Le Canadien Pacifique est la seule entreprise faisant face aux procédures dans le cadre d'un recours collectif, la compagnie américaine World Fuel Services ayant décidé la semaine dernière de verser 136 millions au Fonds d'indemnisation des victimes.
Trois responsables
À l'origine, les avocats du recours collectif avaient identifié trois grands responsables de la tragédie ferroviaire survenue à Lac-Mégantic en juillet 2013 :
- World Fuel Services, le courtier qui a vendu le pétrole extrait au Dakota du Nord;
- La pétrolière Irving, l'acquéreur;
- Le CP à qui le transport en avait été confié.
Or, c'est le Canadien Pacifique qui avait sous-contracté le transport du pétrole au Québec à la compagnie Montréal Maine et Atlantic, une entreprise de chemin de fer peu fiable et reconnue pour sa culture douteuse au niveau de la sécurité ferroviaire.
« Le CP est au courant des tenants et aboutissements du plan et des quittances qui protègent les compagnies qui y contribuent. Le problème pour le Canadien Pacifique, c'est que World Fuel et Irving dans le cadre des ententes intervenues ont cédé leurs droits de poursuivre aux contrôleurs canadiens et américains. Avec les quittances accordées, le CP ne peut plus se retourner contre personne pour intenter des recours, mais s'expose à des poursuites, ici dans le cadre du recours collectif et aux États-Unis au civil », a expliqué Hans Mercier qui représente les familles des victimes.
Un juge avait déjà décidé en août 2013, un mois après les tragiques événements, que le dossier d'insolvabilité de la MMA était de juridiction de la Cour supérieure. Le CP n'a jamais porté la décision de porter le jugement devant la Cour d'appel.

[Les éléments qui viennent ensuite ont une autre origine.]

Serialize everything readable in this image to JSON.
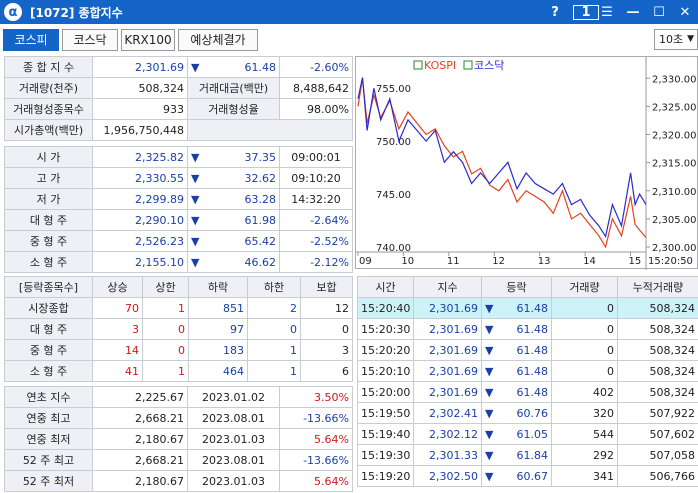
{
  "window": {
    "title": "[1072] 종합지수",
    "help": "?",
    "pane": "1",
    "menu": "☰",
    "minimize": "—",
    "maximize": "☐",
    "close": "✕"
  },
  "tabs": [
    "코스피",
    "코스닥",
    "KRX100",
    "예상체결가"
  ],
  "interval": "10초",
  "summary": {
    "index_label": "종 합 지 수",
    "index_value": "2,301.69",
    "index_change": "61.48",
    "index_pct": "-2.60%",
    "vol_label": "거래량(천주)",
    "vol_value": "508,324",
    "amt_label": "거래대금(백만)",
    "amt_value": "8,488,642",
    "formed_label": "거래형성종목수",
    "formed_value": "933",
    "formed_rate_label": "거래형성율",
    "formed_rate_value": "98.00%",
    "mcap_label": "시가총액(백만)",
    "mcap_value": "1,956,750,448"
  },
  "prices": [
    {
      "label": "시    가",
      "value": "2,325.82",
      "change": "37.35",
      "time": "09:00:01"
    },
    {
      "label": "고    가",
      "value": "2,330.55",
      "change": "32.62",
      "time": "09:10:20"
    },
    {
      "label": "저    가",
      "value": "2,299.89",
      "change": "63.28",
      "time": "14:32:20"
    },
    {
      "label": "대 형 주",
      "value": "2,290.10",
      "change": "61.98",
      "time": "-2.64%"
    },
    {
      "label": "중 형 주",
      "value": "2,526.23",
      "change": "65.42",
      "time": "-2.52%"
    },
    {
      "label": "소 형 주",
      "value": "2,155.10",
      "change": "46.62",
      "time": "-2.12%"
    }
  ],
  "breadth": {
    "headers": [
      "[등락종목수]",
      "상승",
      "상한",
      "하락",
      "하한",
      "보합"
    ],
    "rows": [
      {
        "label": "시장종합",
        "up": "70",
        "upper": "1",
        "down": "851",
        "lower": "2",
        "flat": "12"
      },
      {
        "label": "대 형 주",
        "up": "3",
        "upper": "0",
        "down": "97",
        "lower": "0",
        "flat": "0"
      },
      {
        "label": "중 형 주",
        "up": "14",
        "upper": "0",
        "down": "183",
        "lower": "1",
        "flat": "3"
      },
      {
        "label": "소 형 주",
        "up": "41",
        "upper": "1",
        "down": "464",
        "lower": "1",
        "flat": "6"
      }
    ]
  },
  "yearly": [
    {
      "label": "연초  지수",
      "value": "2,225.67",
      "date": "2023.01.02",
      "pct": "3.50%"
    },
    {
      "label": "연중  최고",
      "value": "2,668.21",
      "date": "2023.08.01",
      "pct": "-13.66%"
    },
    {
      "label": "연중  최저",
      "value": "2,180.67",
      "date": "2023.01.03",
      "pct": "5.64%"
    },
    {
      "label": "52 주 최고",
      "value": "2,668.21",
      "date": "2023.08.01",
      "pct": "-13.66%"
    },
    {
      "label": "52 주 최저",
      "value": "2,180.67",
      "date": "2023.01.03",
      "pct": "5.64%"
    }
  ],
  "ticks": {
    "headers": [
      "시간",
      "지수",
      "등락",
      "거래량",
      "누적거래량"
    ],
    "rows": [
      {
        "time": "15:20:40",
        "index": "2,301.69",
        "change": "61.48",
        "vol": "0",
        "cum": "508,324"
      },
      {
        "time": "15:20:30",
        "index": "2,301.69",
        "change": "61.48",
        "vol": "0",
        "cum": "508,324"
      },
      {
        "time": "15:20:20",
        "index": "2,301.69",
        "change": "61.48",
        "vol": "0",
        "cum": "508,324"
      },
      {
        "time": "15:20:10",
        "index": "2,301.69",
        "change": "61.48",
        "vol": "0",
        "cum": "508,324"
      },
      {
        "time": "15:20:00",
        "index": "2,301.69",
        "change": "61.48",
        "vol": "402",
        "cum": "508,324"
      },
      {
        "time": "15:19:50",
        "index": "2,302.41",
        "change": "60.76",
        "vol": "320",
        "cum": "507,922"
      },
      {
        "time": "15:19:40",
        "index": "2,302.12",
        "change": "61.05",
        "vol": "544",
        "cum": "507,602"
      },
      {
        "time": "15:19:30",
        "index": "2,301.33",
        "change": "61.84",
        "vol": "292",
        "cum": "507,058"
      },
      {
        "time": "15:19:20",
        "index": "2,302.50",
        "change": "60.67",
        "vol": "341",
        "cum": "506,766"
      }
    ]
  },
  "colors": {
    "accent": "#1565c8",
    "kospi": "#e8401c",
    "kosdaq": "#2a2ad0",
    "up": "#d01818",
    "down": "#1a3fa6",
    "highlight": "#cdf3f8"
  },
  "chart_data": {
    "type": "line",
    "legend": [
      "KOSPI",
      "코스닥"
    ],
    "left_ticks": [
      "755.00",
      "750.00",
      "745.00",
      "740.00"
    ],
    "right_ticks": [
      "2,330.00",
      "2,325.00",
      "2,320.00",
      "2,315.00",
      "2,310.00",
      "2,305.00",
      "2,300.00"
    ],
    "x_ticks": [
      "09",
      "10",
      "11",
      "12",
      "13",
      "14",
      "15",
      "15:20:50"
    ],
    "ylim_left": [
      740,
      757
    ],
    "ylim_right": [
      2300,
      2332
    ],
    "xlim": [
      9.0,
      15.34
    ],
    "series": [
      {
        "name": "KOSPI",
        "axis": "right",
        "x": [
          9.0,
          9.1,
          9.2,
          9.35,
          9.5,
          9.7,
          9.9,
          10.1,
          10.3,
          10.5,
          10.7,
          10.9,
          11.1,
          11.3,
          11.5,
          11.7,
          11.9,
          12.1,
          12.3,
          12.5,
          12.7,
          12.9,
          13.1,
          13.3,
          13.5,
          13.7,
          13.9,
          14.1,
          14.3,
          14.45,
          14.6,
          14.8,
          15.0,
          15.1,
          15.2,
          15.34
        ],
        "y": [
          2325,
          2330,
          2322,
          2327,
          2323,
          2326,
          2321,
          2324,
          2322,
          2320,
          2321,
          2318,
          2316,
          2317,
          2313,
          2314,
          2311,
          2310,
          2312,
          2308,
          2310,
          2309,
          2308,
          2306,
          2310,
          2305,
          2306,
          2304,
          2302,
          2300,
          2305,
          2302,
          2309,
          2304,
          2303,
          2301.69
        ]
      },
      {
        "name": "코스닥",
        "axis": "left",
        "x": [
          9.0,
          9.1,
          9.2,
          9.35,
          9.5,
          9.7,
          9.9,
          10.1,
          10.3,
          10.5,
          10.7,
          10.9,
          11.1,
          11.3,
          11.5,
          11.7,
          11.9,
          12.1,
          12.3,
          12.5,
          12.7,
          12.9,
          13.1,
          13.3,
          13.5,
          13.7,
          13.9,
          14.1,
          14.3,
          14.45,
          14.6,
          14.8,
          15.0,
          15.1,
          15.2,
          15.34
        ],
        "y": [
          754,
          756,
          751,
          755,
          752,
          754,
          750,
          752,
          751,
          750,
          751,
          748,
          749,
          748,
          746,
          747,
          746,
          747,
          748,
          745.5,
          747,
          746,
          745.5,
          745,
          746,
          744,
          744.5,
          743,
          742,
          741,
          744,
          742,
          747,
          744,
          745,
          744
        ]
      }
    ]
  }
}
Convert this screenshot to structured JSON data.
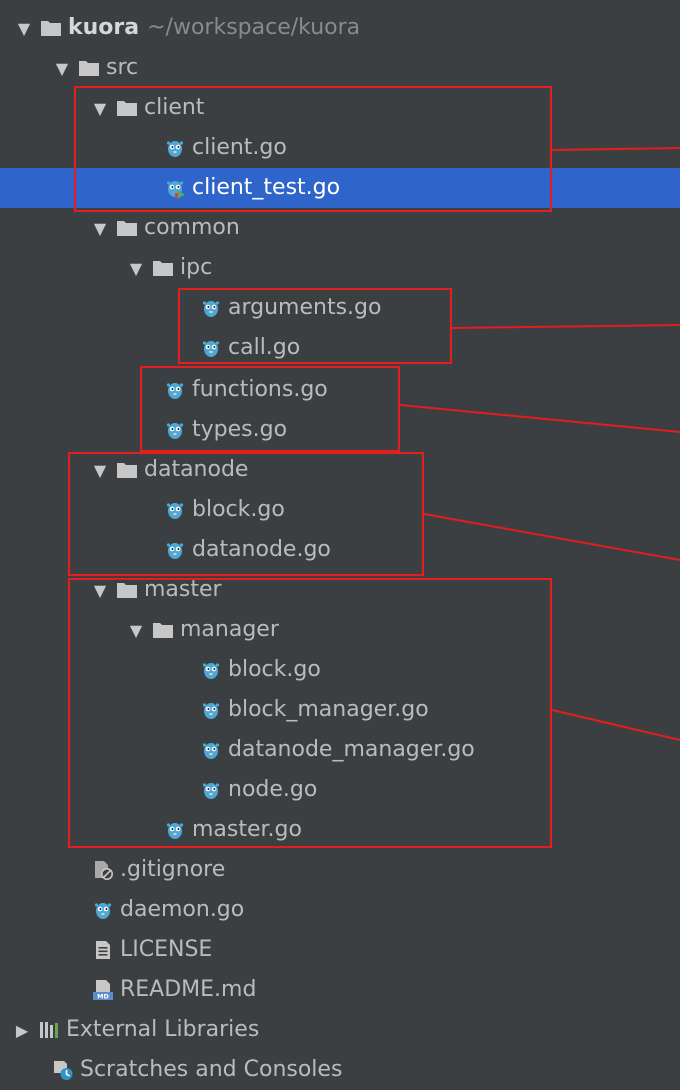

«Comme le délai est expiré, on nous présente une nouvelle requête simplement pour obtenir les motifs nécessaires pour aller devant le plus haut tribunal du Québec. C'est inconcevable !», s’insurge Me Patrice Benoit, procureur de la MMA impliqué dans les négociations pour mener à un plan d'arrangement final visant à dédommager les victimes.
Le juge Gaétan Dumas a exprimé son mécontentement en quelques occasions, soulignant à l'avocat du CP qu'il se sentait comme un objet et que la requête telle que présentée ressemblait beaucoup plus à un mémoire d'appel qu'une requête fondée en droit.
«Où étiez-vous depuis deux ans ? N'avez-vous pas aucune considération pour les victimes ?», a demandé le magistrat à Me Enrico Forlini.
Ce dernier a répliqué que le fait de transférer le dossier devant la Cour fédérale ne compromettait en rien tout le travail accompli jusqu'ici.
Les autres parties, qui ont négocié pendant les 24 derniers mois, pensent le contraire.
«Je ne vois pas comment une Cour fédérale pourrait émettre les mêmes ordonnances pour protéger les tiers qui dédommagent les victimes, je pense que tout serait à recommencer ou presque. C'est impensable de demander cela à ce point-ci des procédures», a renchéri M. Benoit.
Le juge veut prendre soin de bien mettre par écrit ses motifs à l'appui de sa décision. Il rendra jugement d'ici mercredi, moment où le plan final d'arrangement adopté à l'unanimité par les créanciers mardi dernier doit obtenir l'homologation de la Cour supérieure.